I’m also very impressed and surprised with the deceleration which the crew can bring to the opponent’s crew, with everything able to do something to slow them down (which of course is useful in every strategy and every scheme). This is something I hadn’t really spotted on the face of it. I always view Marcus’ crew as a crew which wants to get in, break some faces, and then run away, but certainly the molemen and RSR can survive a fair while in a fight, and with the support of Myranda they’re as resilient as many other things in Malifaux. This was something I hadn’t really identified in the Molemen before. I tend to use them for chucking out scheme markers, but with armour 2 and a defensive trigger to potentially reduce damage to 0, they actually do very well against many models which have a weak damage of 2. Holding up those models for a turn to stop them getting a squatter’s rights marker (for instance) can easily be the difference between winning/losing a game (see my Halifaux game against Jimmy).
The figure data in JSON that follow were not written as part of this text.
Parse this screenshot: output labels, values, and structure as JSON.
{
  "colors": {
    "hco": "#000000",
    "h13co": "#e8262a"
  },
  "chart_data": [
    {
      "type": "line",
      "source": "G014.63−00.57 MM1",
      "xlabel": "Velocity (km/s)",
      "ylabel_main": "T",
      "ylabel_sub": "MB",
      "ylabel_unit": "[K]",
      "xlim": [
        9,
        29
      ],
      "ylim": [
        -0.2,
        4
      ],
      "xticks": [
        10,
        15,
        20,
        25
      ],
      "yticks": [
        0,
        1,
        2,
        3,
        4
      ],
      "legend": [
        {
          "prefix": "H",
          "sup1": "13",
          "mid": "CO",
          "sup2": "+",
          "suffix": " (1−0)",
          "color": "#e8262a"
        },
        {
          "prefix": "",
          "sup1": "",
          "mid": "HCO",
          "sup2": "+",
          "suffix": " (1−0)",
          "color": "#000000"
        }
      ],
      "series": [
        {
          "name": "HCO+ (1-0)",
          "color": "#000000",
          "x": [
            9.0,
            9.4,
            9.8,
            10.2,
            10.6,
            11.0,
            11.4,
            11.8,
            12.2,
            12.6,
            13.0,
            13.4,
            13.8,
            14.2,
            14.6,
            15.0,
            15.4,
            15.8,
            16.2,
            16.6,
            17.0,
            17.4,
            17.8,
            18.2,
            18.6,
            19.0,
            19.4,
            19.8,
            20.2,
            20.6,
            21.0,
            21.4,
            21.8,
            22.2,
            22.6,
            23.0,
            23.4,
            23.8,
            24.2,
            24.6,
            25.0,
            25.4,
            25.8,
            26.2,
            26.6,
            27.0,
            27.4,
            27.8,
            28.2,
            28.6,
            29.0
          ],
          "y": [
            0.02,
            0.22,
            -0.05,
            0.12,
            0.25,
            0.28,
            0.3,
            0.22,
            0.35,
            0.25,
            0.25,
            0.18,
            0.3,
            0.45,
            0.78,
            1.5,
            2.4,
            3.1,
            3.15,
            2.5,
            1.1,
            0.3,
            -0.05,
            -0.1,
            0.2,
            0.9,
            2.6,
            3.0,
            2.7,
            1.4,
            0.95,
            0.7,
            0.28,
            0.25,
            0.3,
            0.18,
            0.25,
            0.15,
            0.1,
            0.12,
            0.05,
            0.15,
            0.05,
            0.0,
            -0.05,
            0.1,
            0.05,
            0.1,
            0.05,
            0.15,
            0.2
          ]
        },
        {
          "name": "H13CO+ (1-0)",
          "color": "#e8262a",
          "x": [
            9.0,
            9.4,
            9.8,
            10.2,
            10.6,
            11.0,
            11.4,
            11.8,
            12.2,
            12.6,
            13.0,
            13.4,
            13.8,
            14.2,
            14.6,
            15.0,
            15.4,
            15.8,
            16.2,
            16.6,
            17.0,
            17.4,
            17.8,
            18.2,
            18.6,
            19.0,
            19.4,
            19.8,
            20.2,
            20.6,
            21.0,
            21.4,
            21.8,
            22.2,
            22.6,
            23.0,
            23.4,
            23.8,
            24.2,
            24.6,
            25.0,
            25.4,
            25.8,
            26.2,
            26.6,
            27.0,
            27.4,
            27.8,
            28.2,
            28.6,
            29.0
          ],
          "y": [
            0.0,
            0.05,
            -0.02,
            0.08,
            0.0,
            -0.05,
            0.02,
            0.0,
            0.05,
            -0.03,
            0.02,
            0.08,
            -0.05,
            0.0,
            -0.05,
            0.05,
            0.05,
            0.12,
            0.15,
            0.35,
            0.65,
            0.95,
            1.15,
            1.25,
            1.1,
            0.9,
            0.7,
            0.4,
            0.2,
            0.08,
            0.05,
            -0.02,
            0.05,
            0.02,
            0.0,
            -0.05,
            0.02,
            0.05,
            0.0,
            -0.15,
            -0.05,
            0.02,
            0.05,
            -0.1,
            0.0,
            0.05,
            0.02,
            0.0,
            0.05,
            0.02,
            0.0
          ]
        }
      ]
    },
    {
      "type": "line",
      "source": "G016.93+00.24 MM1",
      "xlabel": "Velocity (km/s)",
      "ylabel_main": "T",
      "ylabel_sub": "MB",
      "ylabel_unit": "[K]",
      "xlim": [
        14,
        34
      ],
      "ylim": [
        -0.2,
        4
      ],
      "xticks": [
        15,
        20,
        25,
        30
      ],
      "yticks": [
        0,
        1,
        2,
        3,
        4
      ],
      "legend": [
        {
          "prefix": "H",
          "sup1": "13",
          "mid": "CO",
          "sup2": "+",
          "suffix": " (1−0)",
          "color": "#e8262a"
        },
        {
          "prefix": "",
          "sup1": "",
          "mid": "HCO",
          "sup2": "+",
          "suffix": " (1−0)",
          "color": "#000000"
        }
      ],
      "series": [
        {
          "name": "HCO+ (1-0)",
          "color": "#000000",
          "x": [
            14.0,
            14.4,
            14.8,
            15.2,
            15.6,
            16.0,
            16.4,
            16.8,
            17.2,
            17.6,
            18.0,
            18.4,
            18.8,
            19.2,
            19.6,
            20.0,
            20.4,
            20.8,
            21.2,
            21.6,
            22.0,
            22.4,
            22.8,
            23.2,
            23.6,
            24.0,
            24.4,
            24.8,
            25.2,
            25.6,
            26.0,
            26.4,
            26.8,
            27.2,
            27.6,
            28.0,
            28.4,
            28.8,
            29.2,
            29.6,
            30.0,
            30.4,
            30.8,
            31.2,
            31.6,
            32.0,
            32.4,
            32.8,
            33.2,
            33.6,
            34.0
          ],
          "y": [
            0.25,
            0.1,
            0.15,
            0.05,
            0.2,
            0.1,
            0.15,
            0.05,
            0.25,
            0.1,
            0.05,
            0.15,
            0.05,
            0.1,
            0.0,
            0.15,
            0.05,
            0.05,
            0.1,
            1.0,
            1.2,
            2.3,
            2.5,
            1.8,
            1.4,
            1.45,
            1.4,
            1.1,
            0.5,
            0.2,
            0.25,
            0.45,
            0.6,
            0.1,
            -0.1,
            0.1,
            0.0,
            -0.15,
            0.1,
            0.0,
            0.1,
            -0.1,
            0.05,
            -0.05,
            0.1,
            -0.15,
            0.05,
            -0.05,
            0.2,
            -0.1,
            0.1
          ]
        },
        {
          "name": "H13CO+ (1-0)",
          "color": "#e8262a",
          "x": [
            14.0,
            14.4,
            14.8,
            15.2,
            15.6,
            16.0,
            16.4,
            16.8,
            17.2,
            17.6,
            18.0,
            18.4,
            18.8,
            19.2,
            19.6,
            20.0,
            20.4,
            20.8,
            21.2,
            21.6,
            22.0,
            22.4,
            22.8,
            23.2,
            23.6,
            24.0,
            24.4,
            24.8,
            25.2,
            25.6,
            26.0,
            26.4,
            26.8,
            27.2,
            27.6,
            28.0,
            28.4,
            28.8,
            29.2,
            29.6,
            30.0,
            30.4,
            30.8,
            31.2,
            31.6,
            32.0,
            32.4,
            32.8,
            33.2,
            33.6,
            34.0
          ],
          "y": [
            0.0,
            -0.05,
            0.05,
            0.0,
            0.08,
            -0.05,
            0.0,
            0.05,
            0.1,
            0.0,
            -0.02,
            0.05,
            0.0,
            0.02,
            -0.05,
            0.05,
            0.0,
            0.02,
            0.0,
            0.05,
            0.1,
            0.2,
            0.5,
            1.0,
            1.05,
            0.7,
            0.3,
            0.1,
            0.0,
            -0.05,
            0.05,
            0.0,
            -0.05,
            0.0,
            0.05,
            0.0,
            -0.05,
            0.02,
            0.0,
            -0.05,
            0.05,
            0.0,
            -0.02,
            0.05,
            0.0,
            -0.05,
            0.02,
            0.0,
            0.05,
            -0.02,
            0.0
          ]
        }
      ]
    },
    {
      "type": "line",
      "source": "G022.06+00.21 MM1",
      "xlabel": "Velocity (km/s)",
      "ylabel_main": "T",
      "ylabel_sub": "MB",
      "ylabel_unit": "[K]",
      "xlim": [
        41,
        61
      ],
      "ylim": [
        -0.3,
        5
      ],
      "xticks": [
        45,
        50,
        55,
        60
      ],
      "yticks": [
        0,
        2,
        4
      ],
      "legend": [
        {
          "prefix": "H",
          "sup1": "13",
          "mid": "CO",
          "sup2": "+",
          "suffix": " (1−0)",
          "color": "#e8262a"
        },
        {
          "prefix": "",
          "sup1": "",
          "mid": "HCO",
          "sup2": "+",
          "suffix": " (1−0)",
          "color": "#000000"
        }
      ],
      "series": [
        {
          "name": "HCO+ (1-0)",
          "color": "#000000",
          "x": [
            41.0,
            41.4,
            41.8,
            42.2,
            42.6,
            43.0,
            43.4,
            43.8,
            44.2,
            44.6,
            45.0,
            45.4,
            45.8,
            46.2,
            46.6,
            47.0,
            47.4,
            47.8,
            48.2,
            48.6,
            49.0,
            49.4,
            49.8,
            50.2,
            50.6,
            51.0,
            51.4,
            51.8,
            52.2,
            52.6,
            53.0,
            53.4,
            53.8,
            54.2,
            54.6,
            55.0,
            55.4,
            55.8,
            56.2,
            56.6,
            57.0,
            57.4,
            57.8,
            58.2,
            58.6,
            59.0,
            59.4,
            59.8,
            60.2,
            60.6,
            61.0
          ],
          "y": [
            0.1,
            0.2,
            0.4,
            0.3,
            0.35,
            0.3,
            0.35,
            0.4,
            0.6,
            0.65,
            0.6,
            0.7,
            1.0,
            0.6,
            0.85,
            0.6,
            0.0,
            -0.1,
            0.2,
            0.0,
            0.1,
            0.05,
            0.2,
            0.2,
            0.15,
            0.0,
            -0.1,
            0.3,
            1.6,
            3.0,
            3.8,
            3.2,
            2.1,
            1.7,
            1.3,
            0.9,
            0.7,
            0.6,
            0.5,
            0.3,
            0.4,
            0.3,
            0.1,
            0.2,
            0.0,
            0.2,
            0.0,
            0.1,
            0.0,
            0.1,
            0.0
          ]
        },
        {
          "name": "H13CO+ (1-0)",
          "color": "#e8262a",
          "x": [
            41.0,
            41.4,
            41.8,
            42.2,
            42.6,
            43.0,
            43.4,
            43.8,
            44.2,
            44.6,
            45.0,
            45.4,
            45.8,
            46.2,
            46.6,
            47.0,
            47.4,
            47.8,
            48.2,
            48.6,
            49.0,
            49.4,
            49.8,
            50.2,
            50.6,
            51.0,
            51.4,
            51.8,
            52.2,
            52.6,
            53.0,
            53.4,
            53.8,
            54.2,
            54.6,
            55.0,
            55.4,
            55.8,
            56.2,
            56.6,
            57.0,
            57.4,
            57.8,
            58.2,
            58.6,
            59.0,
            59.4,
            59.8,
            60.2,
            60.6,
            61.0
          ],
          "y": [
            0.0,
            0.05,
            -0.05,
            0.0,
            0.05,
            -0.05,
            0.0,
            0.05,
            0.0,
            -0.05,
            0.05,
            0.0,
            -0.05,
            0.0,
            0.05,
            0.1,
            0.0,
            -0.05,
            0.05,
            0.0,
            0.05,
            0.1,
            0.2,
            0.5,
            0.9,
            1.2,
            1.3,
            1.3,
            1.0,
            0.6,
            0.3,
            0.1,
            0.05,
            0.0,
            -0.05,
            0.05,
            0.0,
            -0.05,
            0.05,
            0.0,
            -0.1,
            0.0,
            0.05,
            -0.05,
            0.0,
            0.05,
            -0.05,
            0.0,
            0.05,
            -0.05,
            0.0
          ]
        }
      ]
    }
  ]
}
So in summary, I think Joel’s speed theory is a really interesting new way of looking at how your crew functions, and what it has to offer in different areas. It also really highlights strengths of individual models. For instance from a standing start, Marcus can either shut down half of the opposing crew with law of meat, debuff a key model to put it on negative flips for the turn (meaning beatsticks/RSR can get in and do some real damage), get a bunch more AP out of a beatstick, or leg it himself to get the movement to out position the opponent for next turn. He’s so flexible it’s ridiculous.
Anyway, so my advice to you, is have a think through what the different models in your crew do in terms of this speed theory (maybe make a table… if you’re that way inclined). It really makes you think about what each ability/action is actually giving to your crew.
And with that, I’ll end here. At present I have no idea what the next post will be about. There’s still a Cerberus and RSR which you might like a focussed post on, so maybe one of those, or maybe I’ll have figured out some deep philosophical point to make, or tactical ploy to try out. Who knows.